Hint: The developers think the economic impact of not approving the project will be bad.

But beyond the facts and figures comes a stark, definitive statement - the first from Wang's group - that the Islanders will leave Nassau Coliseum if the Lighthouse is not approved. And since there are no other hockey arenas on Long Island, and none currently being built or planned, that would mean the Islanders would become a part of Long Island's past when their lease expires in 2015.

"The transformation of the Coliseum, including the sports complex and associated parking," the developers' report states, "is expected to cost hundreds of millions of dollars [and] is essential if the New York Islanders are to remain. In order to absorb the cost of this transformation, it is necessary to develop the remainder of the components of the Lighthouse. Thus, if the Lighthouse is not approved and developed in a manner that can financially support the transformation of the Coliseum, the New York Islanders will leave this venue."

Wang has long maintained he needs more than just a new or rebuilt arena to keep the Islanders here. TOH supervisor Kate Murray has long offered a new or rebuilt arena. So here we are.

The puck, as it were, is in the town's hands; Wang is asking for a thumb's up or down on the project by June or July.

Nassau County is sitting this round of haggling out. Its spokesman, Bruce Nyman, said: "This isn't the first time we've heard this. As a matter of fact, it's in the dictionary under the phrase 'worst-kept secret.' There's no reason for us to even go there.
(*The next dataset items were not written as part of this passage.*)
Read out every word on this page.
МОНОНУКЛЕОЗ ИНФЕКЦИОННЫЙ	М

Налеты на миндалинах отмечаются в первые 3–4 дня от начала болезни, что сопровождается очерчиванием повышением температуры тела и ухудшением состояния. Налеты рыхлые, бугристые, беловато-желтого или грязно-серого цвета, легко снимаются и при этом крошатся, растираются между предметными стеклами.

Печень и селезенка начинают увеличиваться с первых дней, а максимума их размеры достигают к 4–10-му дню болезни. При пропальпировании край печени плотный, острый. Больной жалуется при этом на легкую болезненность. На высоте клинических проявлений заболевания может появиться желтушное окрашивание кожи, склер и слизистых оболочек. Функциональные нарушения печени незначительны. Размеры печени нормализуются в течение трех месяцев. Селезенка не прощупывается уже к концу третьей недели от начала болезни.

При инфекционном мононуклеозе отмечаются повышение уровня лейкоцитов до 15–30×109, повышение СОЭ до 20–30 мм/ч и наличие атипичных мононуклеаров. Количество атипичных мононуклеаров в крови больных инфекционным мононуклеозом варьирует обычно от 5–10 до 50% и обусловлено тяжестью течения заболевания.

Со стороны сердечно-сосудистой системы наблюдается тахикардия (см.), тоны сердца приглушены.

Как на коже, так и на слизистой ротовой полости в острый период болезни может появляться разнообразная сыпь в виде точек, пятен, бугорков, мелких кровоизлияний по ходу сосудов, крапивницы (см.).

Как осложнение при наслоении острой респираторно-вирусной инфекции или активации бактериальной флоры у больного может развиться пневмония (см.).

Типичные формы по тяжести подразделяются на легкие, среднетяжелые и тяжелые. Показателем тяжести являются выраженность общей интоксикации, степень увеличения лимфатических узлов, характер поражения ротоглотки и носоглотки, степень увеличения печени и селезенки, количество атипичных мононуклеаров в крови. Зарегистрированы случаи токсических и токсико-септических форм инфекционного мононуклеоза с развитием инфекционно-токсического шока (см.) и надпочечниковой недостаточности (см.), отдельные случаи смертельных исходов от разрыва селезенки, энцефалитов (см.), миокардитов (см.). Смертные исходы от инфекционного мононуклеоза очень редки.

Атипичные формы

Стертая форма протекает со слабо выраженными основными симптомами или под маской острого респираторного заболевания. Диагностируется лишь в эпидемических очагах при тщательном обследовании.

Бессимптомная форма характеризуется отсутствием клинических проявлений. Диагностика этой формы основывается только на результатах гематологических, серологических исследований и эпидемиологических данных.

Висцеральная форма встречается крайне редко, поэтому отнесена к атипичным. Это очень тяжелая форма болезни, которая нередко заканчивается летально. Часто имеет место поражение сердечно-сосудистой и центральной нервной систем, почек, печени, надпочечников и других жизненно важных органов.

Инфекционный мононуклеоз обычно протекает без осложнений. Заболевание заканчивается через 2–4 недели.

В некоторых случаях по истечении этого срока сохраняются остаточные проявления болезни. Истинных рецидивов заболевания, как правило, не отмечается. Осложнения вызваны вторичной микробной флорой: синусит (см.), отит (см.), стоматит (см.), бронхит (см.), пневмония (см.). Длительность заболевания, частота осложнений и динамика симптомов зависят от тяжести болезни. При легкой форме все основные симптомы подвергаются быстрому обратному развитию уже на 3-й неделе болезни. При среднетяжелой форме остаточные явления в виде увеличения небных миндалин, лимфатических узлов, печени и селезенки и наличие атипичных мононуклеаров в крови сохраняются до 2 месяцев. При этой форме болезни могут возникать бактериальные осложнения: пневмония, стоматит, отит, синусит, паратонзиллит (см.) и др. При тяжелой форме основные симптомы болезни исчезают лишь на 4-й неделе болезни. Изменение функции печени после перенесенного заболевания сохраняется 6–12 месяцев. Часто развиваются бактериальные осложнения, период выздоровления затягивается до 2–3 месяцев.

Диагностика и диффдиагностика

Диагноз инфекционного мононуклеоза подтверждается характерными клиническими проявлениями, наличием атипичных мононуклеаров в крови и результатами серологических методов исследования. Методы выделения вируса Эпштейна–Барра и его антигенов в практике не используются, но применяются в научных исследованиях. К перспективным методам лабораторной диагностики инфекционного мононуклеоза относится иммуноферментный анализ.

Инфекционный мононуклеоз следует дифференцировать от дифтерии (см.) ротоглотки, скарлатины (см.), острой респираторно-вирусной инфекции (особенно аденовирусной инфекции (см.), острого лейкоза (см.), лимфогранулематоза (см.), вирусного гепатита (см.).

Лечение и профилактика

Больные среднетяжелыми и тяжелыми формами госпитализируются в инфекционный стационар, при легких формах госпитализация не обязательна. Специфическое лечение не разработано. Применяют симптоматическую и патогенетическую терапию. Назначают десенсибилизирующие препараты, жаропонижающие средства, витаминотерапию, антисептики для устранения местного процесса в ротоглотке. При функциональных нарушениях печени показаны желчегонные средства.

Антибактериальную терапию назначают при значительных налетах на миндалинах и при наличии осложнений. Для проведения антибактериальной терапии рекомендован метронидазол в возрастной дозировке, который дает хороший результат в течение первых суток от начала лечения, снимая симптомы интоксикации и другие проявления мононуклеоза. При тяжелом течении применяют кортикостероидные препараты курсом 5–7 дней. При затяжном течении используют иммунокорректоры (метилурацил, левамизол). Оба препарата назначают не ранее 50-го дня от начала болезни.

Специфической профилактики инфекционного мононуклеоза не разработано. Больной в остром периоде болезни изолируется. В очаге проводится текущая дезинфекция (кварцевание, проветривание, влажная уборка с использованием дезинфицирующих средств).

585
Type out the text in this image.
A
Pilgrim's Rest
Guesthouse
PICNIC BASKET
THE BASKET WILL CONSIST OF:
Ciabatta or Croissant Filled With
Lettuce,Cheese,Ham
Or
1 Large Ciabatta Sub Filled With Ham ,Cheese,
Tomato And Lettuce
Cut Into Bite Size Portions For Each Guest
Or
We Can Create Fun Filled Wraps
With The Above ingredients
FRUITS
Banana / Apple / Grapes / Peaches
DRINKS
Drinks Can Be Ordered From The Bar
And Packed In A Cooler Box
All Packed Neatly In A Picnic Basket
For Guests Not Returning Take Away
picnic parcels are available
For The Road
The point has been made and everyone in town and county government understands the importance of moving this forward."

Wang, in an interview with Newsday on Friday, said: "If we don't build this, shame on us. This is something that has to be done. If we can't, you tell me no. It's OK. I mean, really, we'll go where we're loved."

Wang has already received offers from politicians in Queens and Brooklyn to facilitate a move to those boroughs, and the Islanders are planning on playing exhibition games before next season in NHL-hungry Kansas City and Saskatoon, Saskatchewan.